GDARB-v1 — Government Data Access Responsibility Boundary

Minimal decisive test for responsibility clarity during government data access or subpoena events

Status: Pre-registered protocol · Results pending


Purpose

This protocol tests whether responsibility, authority, and accountability are explicitly defined and accepted at every stage of a government data access or subpoena event involving a private data custodian and an individual.

The objective is not to assess legality, morality, or policy wisdom, but to determine whether a clear, pre-established responsibility chain exists before, during, and after the event — or whether accountability becomes fragmented, disputed, or retroactively reassigned.


Core Experimental Question

When a government entity requests or compels access to an individual’s data held by a private organization, is responsibility for each decision and action explicitly assigned and accepted — or does accountability dissolve across government authority, corporate compliance, individual rights, and oversight?


Minimal Scenario

Situation: A government agency issues a data access request or subpoena to a private organization regarding an individual’s data.

Outcome: Data is accessed, disclosed, limited, or declined.

Constraints:

  • Request cites statutory or judicial authority
  • Data custodian must decide whether and how to comply
  • Individual may or may not be notified or able to contest
  • Oversight or review may occur before, during, or after the event

Explicit Parties with Plausible Responsibility Claims

  • Government Agency: Requestor or enforcer asserting legal authority.
  • Data Custodian: Company or institution holding and releasing or denying access to the data.
  • Individual / Data Subject: Person whose data is requested and potentially disclosed.
  • Oversight / Review Body: Court, regulator, or internal review mechanism, if present.

Plausible Responsibility Dispute Points

  • Authority and scope of the request
  • Consent, notification, and ability to contest
  • Extent and protection of disclosed data
  • Justification and evidentiary basis
  • Presence, timing, and adequacy of oversight

Pre-Registered Test Protocol

Step 1 — Incident Selection

  • Select one real or simulated data access or subpoena event
  • De-identify all personal or classified information

Step 2 — Timeline Construction

  • Request issuance
  • Decision to comply, limit, or deny
  • Data access or disclosure
  • Notification (if any)
  • Objection, appeal, or review

Step 3 — Artifact Collection

  • Subpoena, warrant, or formal request
  • Statutory or judicial authority cited
  • Company policies and access logs
  • Privacy notices and communications
  • Oversight or review records

Step 4 — Responsibility Attribution

For each decision or action, record explicit responsibility claims, exemptions, or denials by each party.


Closure Conditions (Binary)

PASS — Boundary Closed

  • Every decision, disclosure, notification, and review step has a documented and accepted responsible party
  • No conflicting or retroactive responsibility claims emerge

FAIL — Boundary Disputed

  • Two or more parties plausibly contest responsibility for a decision or outcome
  • Responsibility is deferred, denied, or reassigned after the fact
  • Evidence includes unresolved complaints, legal challenges, or public dispute

A failure conclusively demonstrates a responsibility gap at the government data access boundary.


Required Output

| Step / Decision | Responsible Party | Evidence / Documentation | Disputed (Y/N) |
|-----------------|-------------------|--------------------------|----------------|

Minimal Summary Statement:

“Responsibility for [event/action] was / was not clearly assignable at all phases.
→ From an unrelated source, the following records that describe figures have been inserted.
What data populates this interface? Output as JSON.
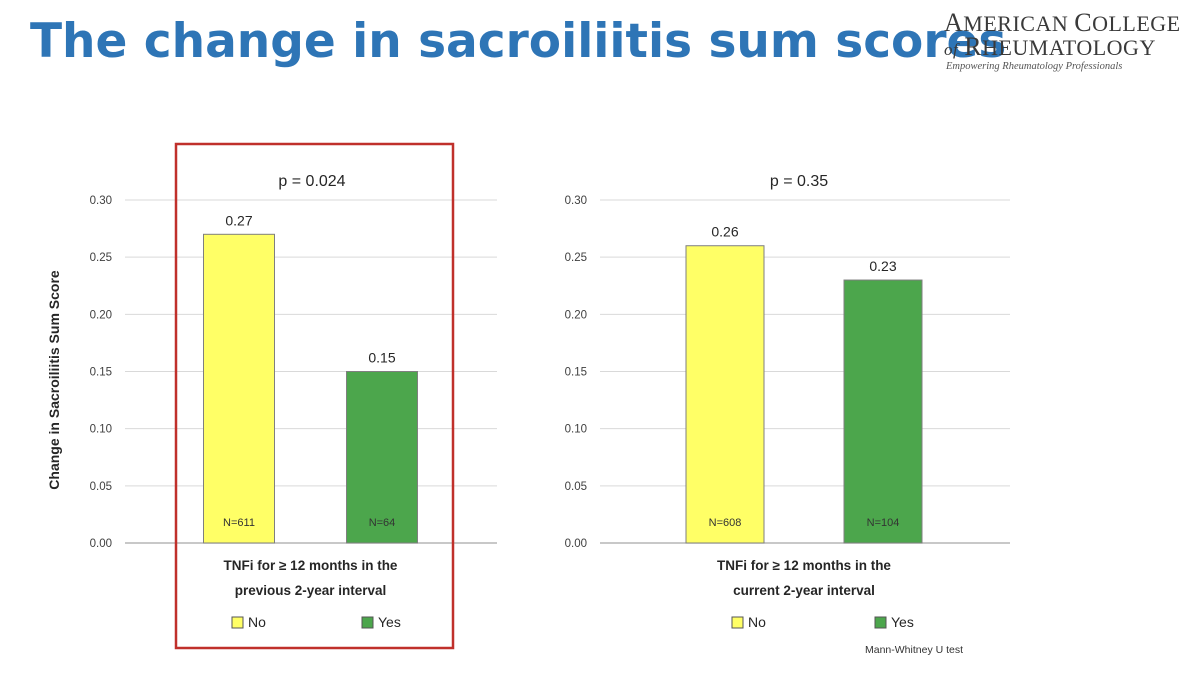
{
  "slide": {
    "title": "The change in sacroiliitis sum scores"
  },
  "logo": {
    "line1": "American College",
    "line2": "of Rheumatology",
    "tagline": "Empowering Rheumatology Professionals"
  },
  "chart_data": [
    {
      "type": "bar",
      "title": "p = 0.024",
      "ylabel": "Change in Sacroiliitis Sum Score",
      "xlabel_lines": [
        "TNFi for ≥ 12 months in the",
        "previous 2-year interval"
      ],
      "ylim": [
        0,
        0.3
      ],
      "yticks": [
        "0.00",
        "0.05",
        "0.10",
        "0.15",
        "0.20",
        "0.25",
        "0.30"
      ],
      "grid": true,
      "highlighted": true,
      "legend_placement": "bottom",
      "categories": [
        "No",
        "Yes"
      ],
      "values": [
        0.27,
        0.15
      ],
      "value_labels": [
        "0.27",
        "0.15"
      ],
      "n_labels": [
        "N=611",
        "N=64"
      ],
      "colors": [
        "#ffff66",
        "#4ca64c"
      ],
      "legend": [
        {
          "label": "No",
          "color": "#ffff66"
        },
        {
          "label": "Yes",
          "color": "#4ca64c"
        }
      ]
    },
    {
      "type": "bar",
      "title": "p = 0.35",
      "ylabel": "",
      "xlabel_lines": [
        "TNFi for ≥ 12 months in the",
        "current 2-year interval"
      ],
      "ylim": [
        0,
        0.3
      ],
      "yticks": [
        "0.00",
        "0.05",
        "0.10",
        "0.15",
        "0.20",
        "0.25",
        "0.30"
      ],
      "grid": true,
      "highlighted": false,
      "legend_placement": "bottom",
      "categories": [
        "No",
        "Yes"
      ],
      "values": [
        0.26,
        0.23
      ],
      "value_labels": [
        "0.26",
        "0.23"
      ],
      "n_labels": [
        "N=608",
        "N=104"
      ],
      "colors": [
        "#ffff66",
        "#4ca64c"
      ],
      "legend": [
        {
          "label": "No",
          "color": "#ffff66"
        },
        {
          "label": "Yes",
          "color": "#4ca64c"
        }
      ],
      "footnote": "Mann-Whitney U test"
    }
  ]
}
Dispute arose at [point]. Protocol refinement is required at [step].”


Implications

If Boundary Closed

Documented practices constitute a repeatable, auditable best practice for data access governance.

If Boundary Disputed

Publish the dispute to identify specific authority, notification, or oversight gaps requiring explicit repair.


This protocol evaluates responsibility structure, not legal validity or policy merit. It makes no recommendations.

Results are publishable regardless of outcome. A negative result closes the question under GDARB-v1 conditions.